Partner: “All right.”

I moved to the cafeteria. More to keep myself awake than anything, I start talking to myself, starting a monologue with myself about beans, bean water, coffee bean water, haha bean water.

This conversation continued until I proudly kicked the swinging doors to the cafeteria open and yelled, “BEAN WATER!” and successfully violently startled the twelve employees that weren’t supposed to be there.

Me: “Oh, hi…”

Employees: “…”

Me: “Uhh, coffee is bean water. I came for coffee.”

Employees: “…”

Me: “I’m going to go do that.”

I slid my way over to the coffee brewer, poured my cup, and then slid back out again.

This is why training is supposed to be Monday through Friday.

When The Keys Hit The Fan

, , , , , , , | Working | April 5, 2022

One day, our manager was in and out of a horrible mood for almost our entire shift.

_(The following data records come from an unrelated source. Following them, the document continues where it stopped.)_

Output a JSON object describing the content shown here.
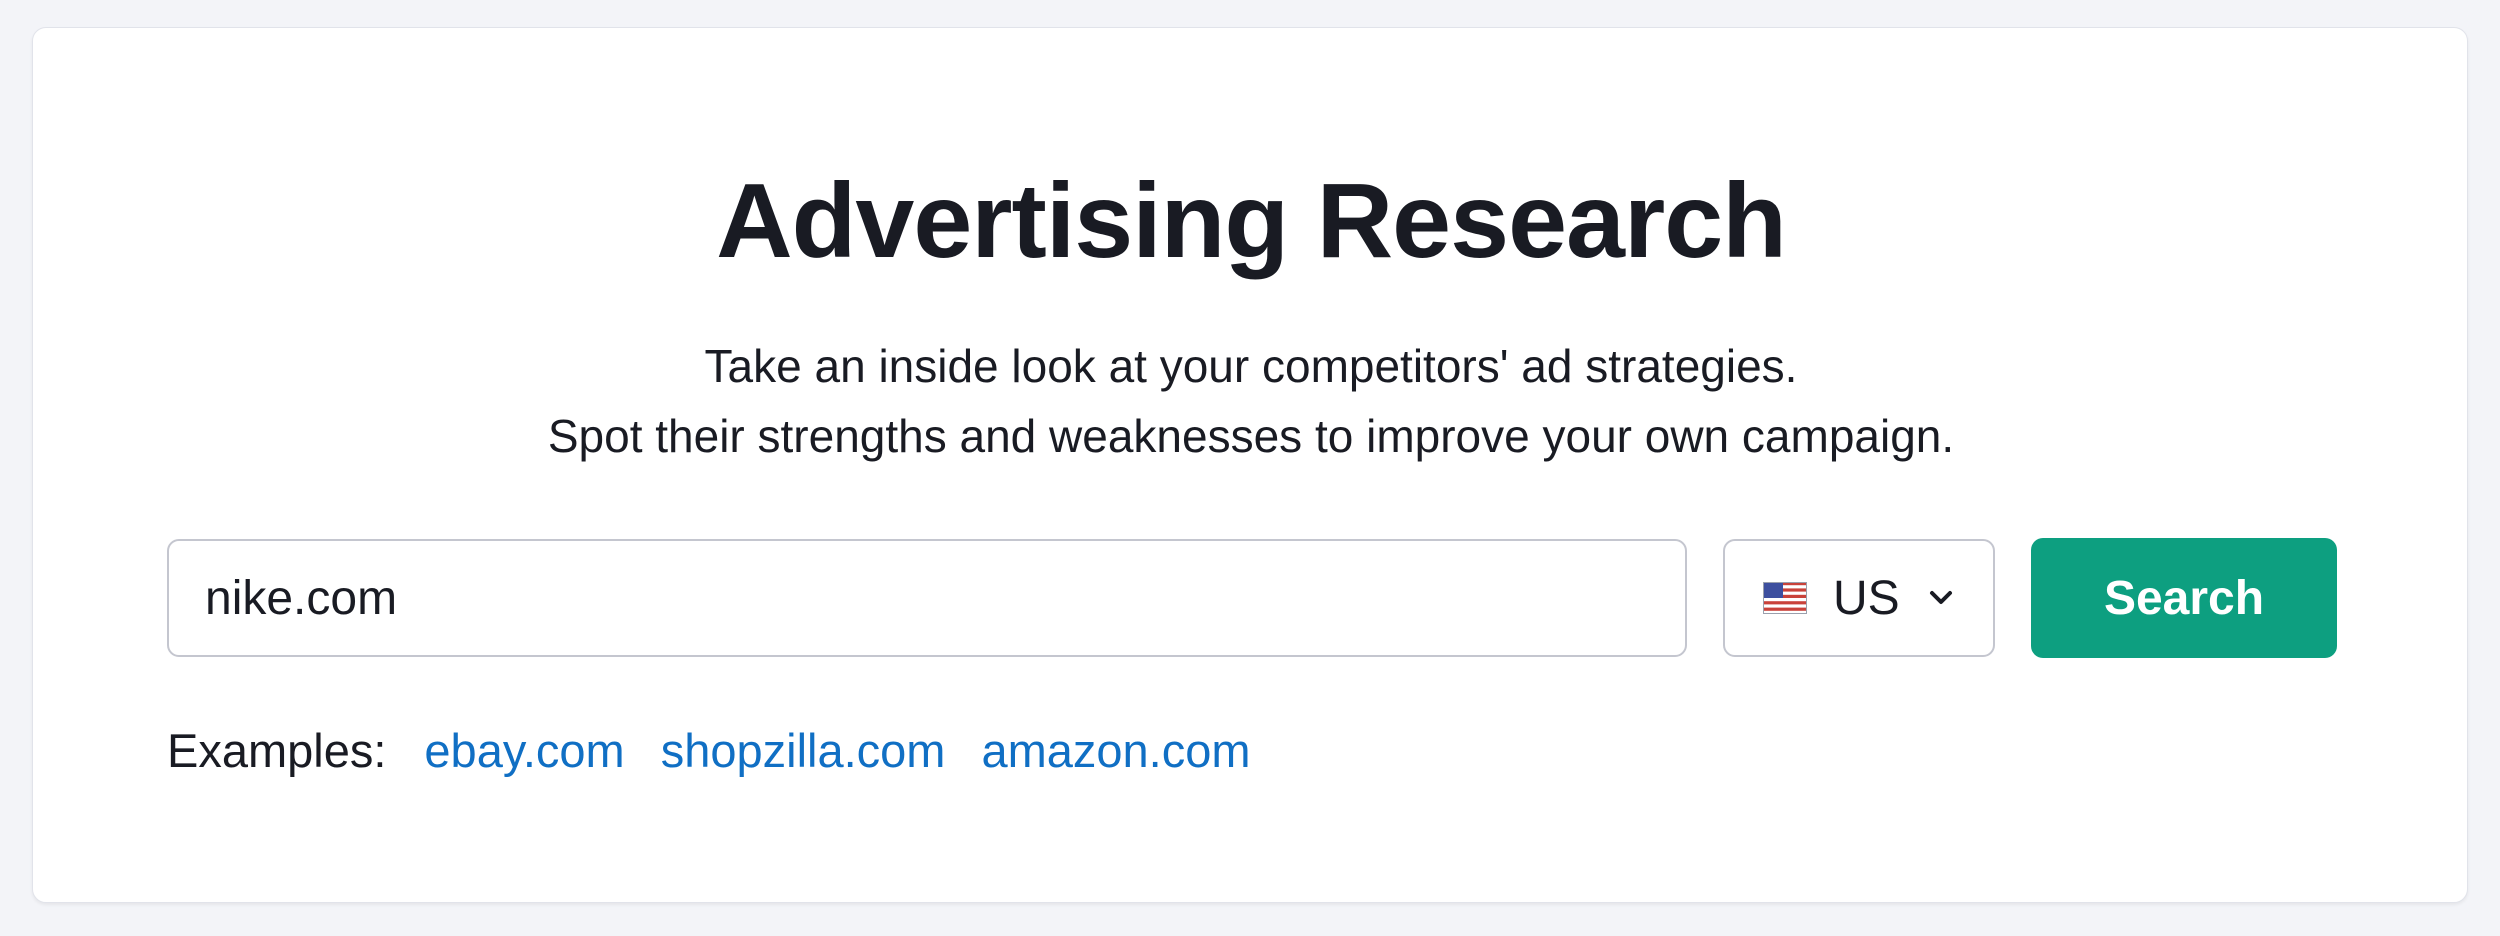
{
  "header": {
    "title": "Advertising Research",
    "subtitle_line1": "Take an inside look at your competitors' ad strategies.",
    "subtitle_line2": "Spot their strengths and weaknesses to improve your own campaign."
  },
  "search": {
    "value": "nike.com",
    "placeholder": ""
  },
  "country": {
    "selected": "US",
    "flag_icon": "us-flag-icon",
    "dropdown_icon": "chevron-down-icon"
  },
  "search_button": {
    "label": "Search"
  },
  "examples": {
    "label": "Examples:",
    "links": [
      "ebay.com",
      "shopzilla.com",
      "amazon.com"
    ]
  },
  "colors": {
    "accent": "#0d9f80",
    "link": "#106fc4",
    "text": "#191b23",
    "background": "#f3f4f8"
  }
}
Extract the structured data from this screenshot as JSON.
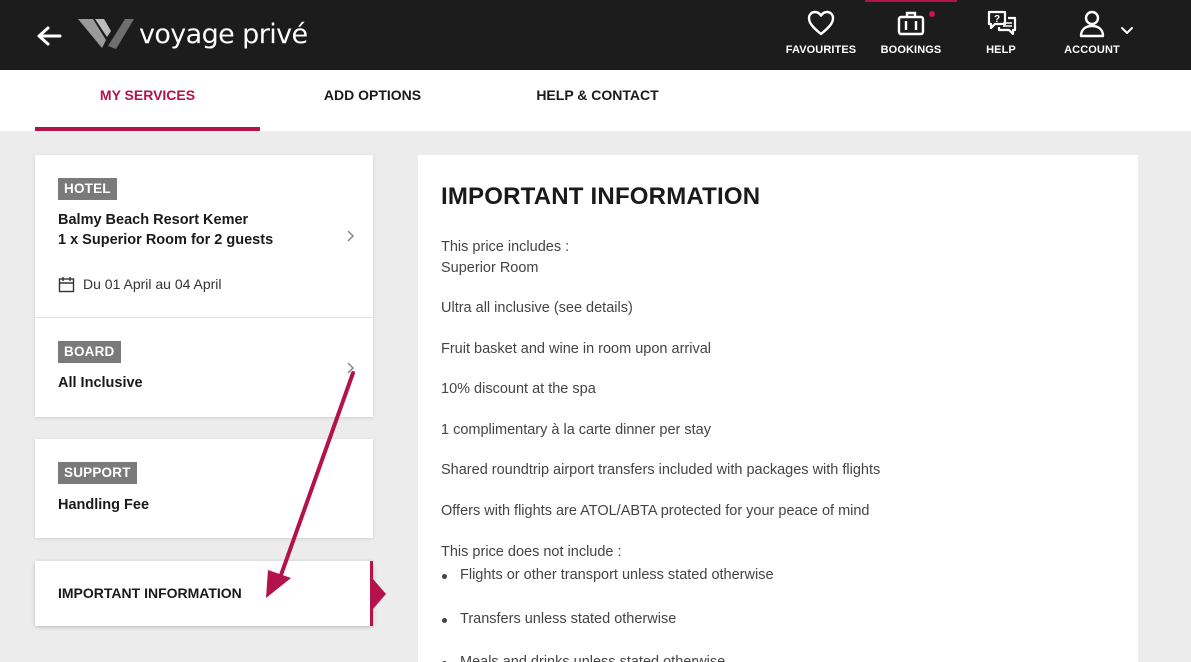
{
  "header": {
    "logo_text": "voyage privé",
    "nav": [
      {
        "label": "FAVOURITES"
      },
      {
        "label": "BOOKINGS"
      },
      {
        "label": "HELP"
      },
      {
        "label": "ACCOUNT"
      }
    ],
    "colors": {
      "background": "#1c1c1c",
      "accent": "#b3124a"
    }
  },
  "tabs": [
    {
      "label": "MY SERVICES",
      "active": true
    },
    {
      "label": "ADD OPTIONS",
      "active": false
    },
    {
      "label": "HELP & CONTACT",
      "active": false
    }
  ],
  "hotel_card": {
    "badge": "HOTEL",
    "name": "Balmy Beach Resort Kemer",
    "room": "1 x Superior Room for 2 guests",
    "dates": "Du 01 April au 04 April"
  },
  "board_card": {
    "badge": "BOARD",
    "value": "All Inclusive"
  },
  "support_card": {
    "badge": "SUPPORT",
    "value": "Handling Fee"
  },
  "info_card": {
    "label": "IMPORTANT INFORMATION"
  },
  "panel": {
    "title": "IMPORTANT INFORMATION",
    "includes_heading": "This price includes :",
    "includes": [
      "Superior Room",
      "Ultra all inclusive (see details)",
      "Fruit basket and wine in room upon arrival",
      "10% discount at the spa",
      "1 complimentary à la carte dinner per stay",
      "Shared roundtrip airport transfers included with packages with flights",
      "Offers with flights are ATOL/ABTA protected for your peace of mind"
    ],
    "excludes_heading": "This price does not include :",
    "excludes": [
      "Flights or other transport unless stated otherwise",
      "Transfers unless stated otherwise",
      "Meals and drinks unless stated otherwise"
    ]
  }
}
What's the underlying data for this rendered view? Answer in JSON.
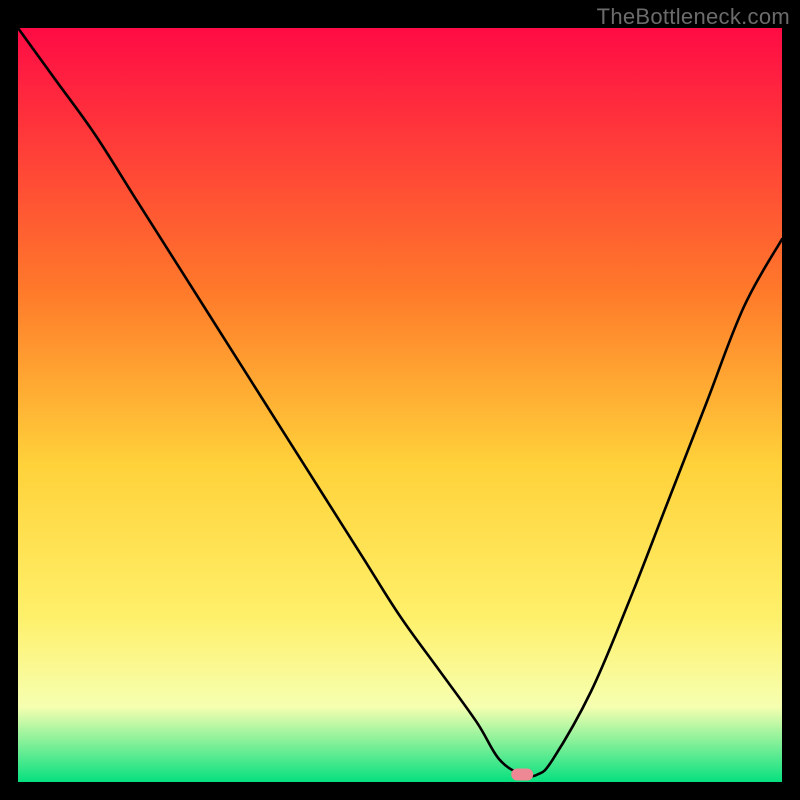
{
  "watermark": "TheBottleneck.com",
  "chart_data": {
    "type": "line",
    "title": "",
    "xlabel": "",
    "ylabel": "",
    "xlim": [
      0,
      100
    ],
    "ylim": [
      0,
      100
    ],
    "note": "Bottleneck-style V-curve over a red→yellow→green vertical gradient; minimum near the bottom plateau around x≈64–68 with a short flat section and a small pink marker at the trough.",
    "x": [
      0,
      5,
      10,
      15,
      20,
      25,
      30,
      35,
      40,
      45,
      50,
      55,
      60,
      63,
      66,
      68,
      70,
      75,
      80,
      85,
      90,
      95,
      100
    ],
    "values": [
      100,
      93,
      86,
      78,
      70,
      62,
      54,
      46,
      38,
      30,
      22,
      15,
      8,
      3,
      1,
      1,
      3,
      12,
      24,
      37,
      50,
      63,
      72
    ],
    "marker_x": 66,
    "marker_y": 1
  },
  "gradient": {
    "top": "#ff0b45",
    "mid1": "#ff7a2a",
    "mid2": "#ffd23a",
    "mid3": "#fff06a",
    "mid4": "#f6ffb0",
    "bottom": "#06e07f"
  },
  "marker_color": "#ee8894",
  "curve_color": "#000000"
}
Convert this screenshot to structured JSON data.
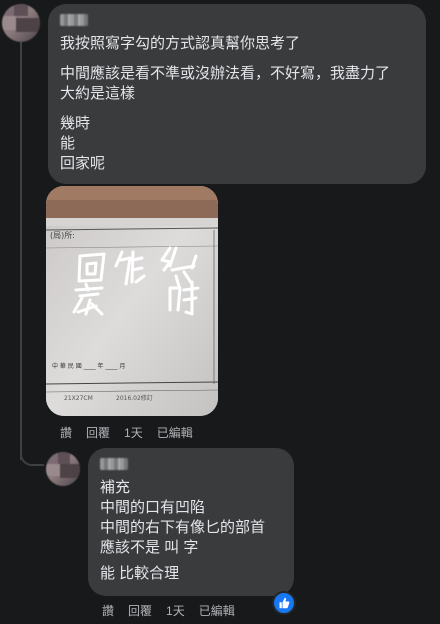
{
  "comment1": {
    "lines_p1": [
      "我按照寫字勾的方式認真幫你思考了"
    ],
    "lines_p2": [
      "中間應該是看不準或沒辦法看，不好寫，我盡力了",
      "大約是這樣"
    ],
    "lines_p3": [
      "幾時",
      "能",
      "回家呢"
    ]
  },
  "photo": {
    "form_header": "(局)所:",
    "handwriting": [
      "回",
      "能",
      "幾",
      "家",
      "時"
    ],
    "footer_text": "中 華 民 國 ____ 年 ____ 月",
    "size_label": "21X27CM",
    "date_label": "2016.02修訂"
  },
  "actions1": {
    "like": "讚",
    "reply": "回覆",
    "time": "1天",
    "edited": "已編輯"
  },
  "comment2": {
    "lines": [
      "補充",
      "中間的口有凹陷",
      "中間的右下有像匕的部首",
      "應該不是 叫 字"
    ],
    "final": "能 比較合理"
  },
  "actions2": {
    "like": "讚",
    "reply": "回覆",
    "time": "1天",
    "edited": "已編輯"
  },
  "reaction": {
    "icon": "thumbs-up-icon",
    "color": "#1877f2"
  }
}
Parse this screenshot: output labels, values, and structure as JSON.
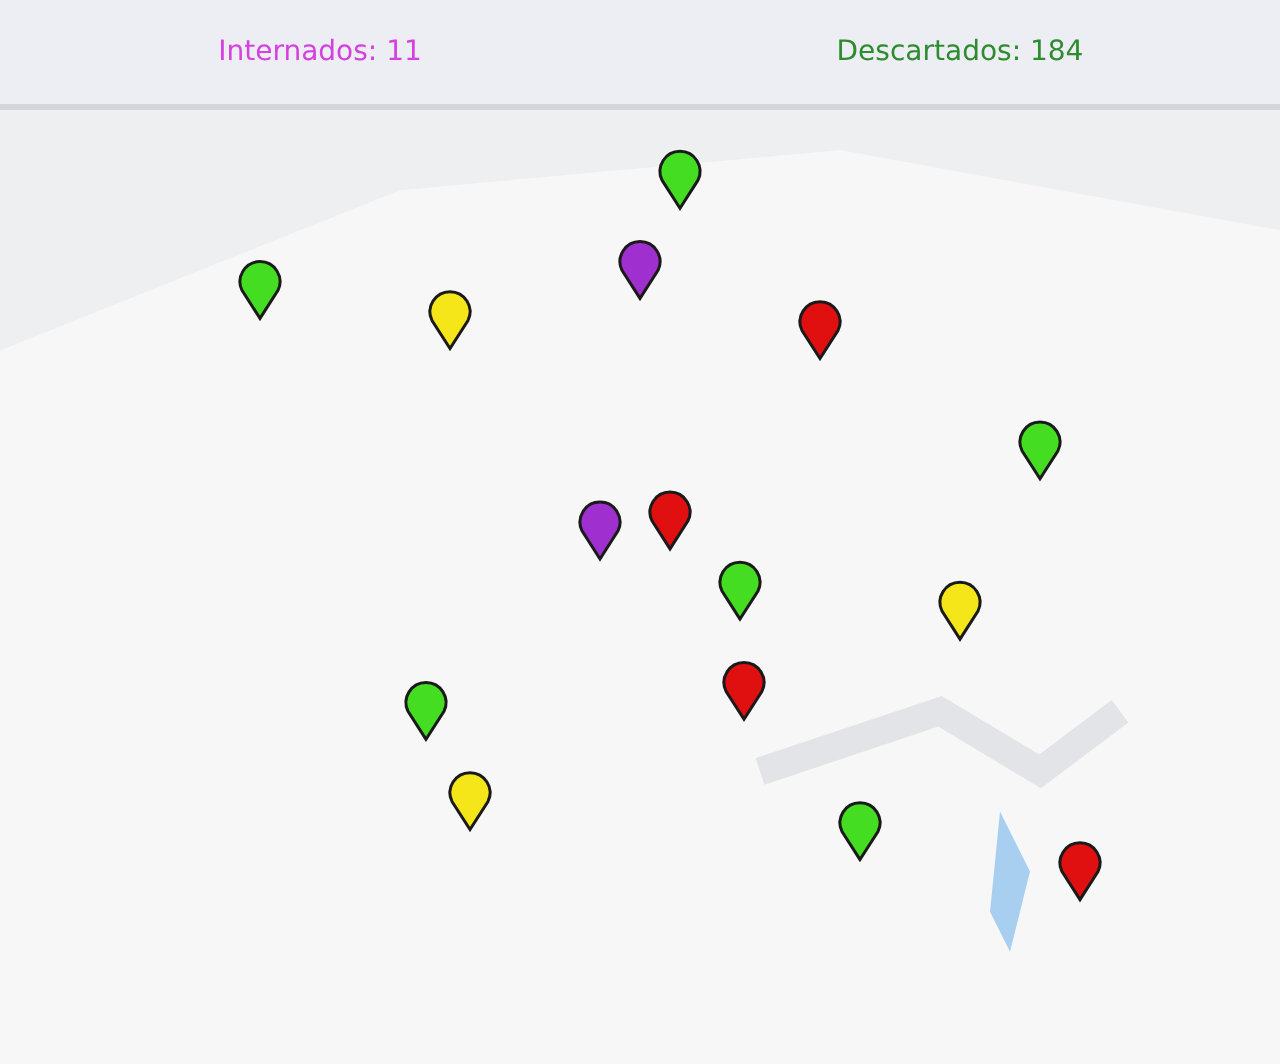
{
  "stats": [
    {
      "label": "Internados: 11",
      "color": "#d63fe0"
    },
    {
      "label": "Descartados: 184",
      "color": "#2e8b2e"
    }
  ]
}
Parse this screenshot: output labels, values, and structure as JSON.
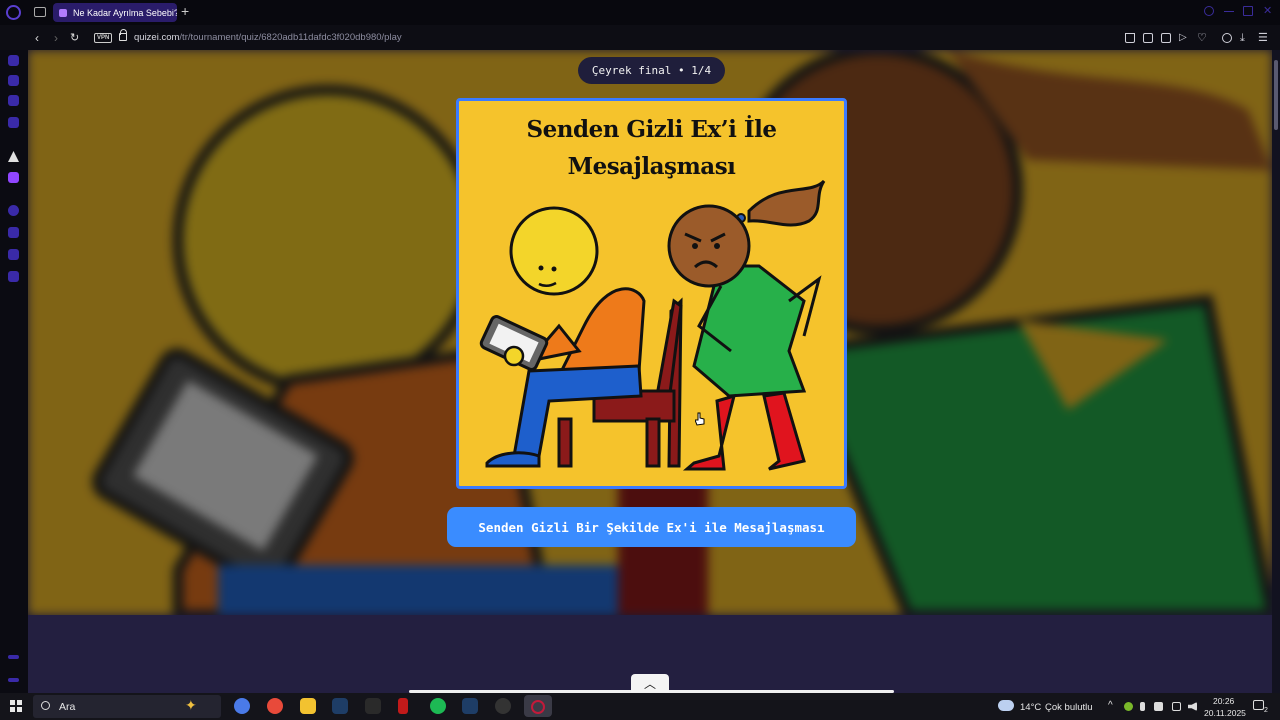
{
  "browser": {
    "tab_title": "Ne Kadar Ayrılma Sebebi?",
    "new_tab": "+",
    "url_host": "quizei.com",
    "url_path": "/tr/tournament/quiz/6820adb11dafdc3f020db980/play",
    "vpn_label": "VPN"
  },
  "quiz": {
    "round_label": "Çeyrek final • 1/4",
    "card_title_line1": "Senden Gizli Ex’i İle",
    "card_title_line2": "Mesajlaşması",
    "choice_label": "Senden Gizli Bir Şekilde Ex'i ile Mesajlaşması",
    "background_color": "#f5c32c",
    "accent": "#3a8cff"
  },
  "taskbar": {
    "search_placeholder": "Ara",
    "weather_temp": "14°C",
    "weather_desc": "Çok bulutlu",
    "time": "20:26",
    "date": "20.11.2025",
    "notification_count": "2"
  }
}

Things really hit the fan at around 12:00 pm when she burst from her private office into our general work area like a tornado.

Manager: “I don’t know what you people are trying to pull, but today is not the day to mess with me!”

My coworkers and I looked at each other curiously. It had been a rather lazy day apart from a minor incident with our Xerox machine, which was currently being serviced.

Coworker #1: “What are you talking about?”

Manager: “I have been looking for my g**d*** keys for forty-five minutes! I know one of you has them!”

Coworker #2: “None of us went into your office.”

Manager: “Yeah, right, like I believe that. I know I didn’t misplace them, and I am not in the mood for your office games today!”

Me: “Why would we take your keys as a prank?”

Manager: “I don’t know! Why do you guys do anything as a prank?!”

Me: “Fair.”

Manager: “So, give them up! We are not doing this today!”

None of us moved; obviously, none of us had them.

Manager: “Well?!”

Coworker #3: “No, really, none of us have your keys.”

Coworker #2: “As I said, none of us went into your office.”

Coworker #1: “They probably fell down.”

This conversation bounced back and forth with both our manager and my coworkers getting exceedingly more irritated at each other. By the end of the day, her keys had still not been found, and despite us staying for an additional two hours past our shifts to help her look — after we had convinced her we had nothing to do with it and she apologized for her behavior — we were not successful in locating them.

The result of this was that we had to call the owner of the company, who was then forced to pay to rekey every internal and external door for our structure. Our manager was saved by her tenure but still received a massive write-up on her employee file for “negligent handling of company property resulting in a steep monetary loss.” This made her the first person in company history to receive that write-up without crashing a company car.

The days went on, the weeks passed, and the seasons changed, and then one day, a visitor arrived. He was there to repair our manager’s typewriter which was still used on a very occasional basis to create mailing envelopes.

Allegedly, what had happened was that our manager had placed her keys inside of the typewriter while replacing the white-out ribbon and, distracted by a phone call, closed the machine back up without grabbing them. Of course, she didn’t notice this until she needed to use the typewriter again, and it was jammed due to the keyring inside of it, prompting her to call for repair.

Maybe we should stick to handwriting our envelopes.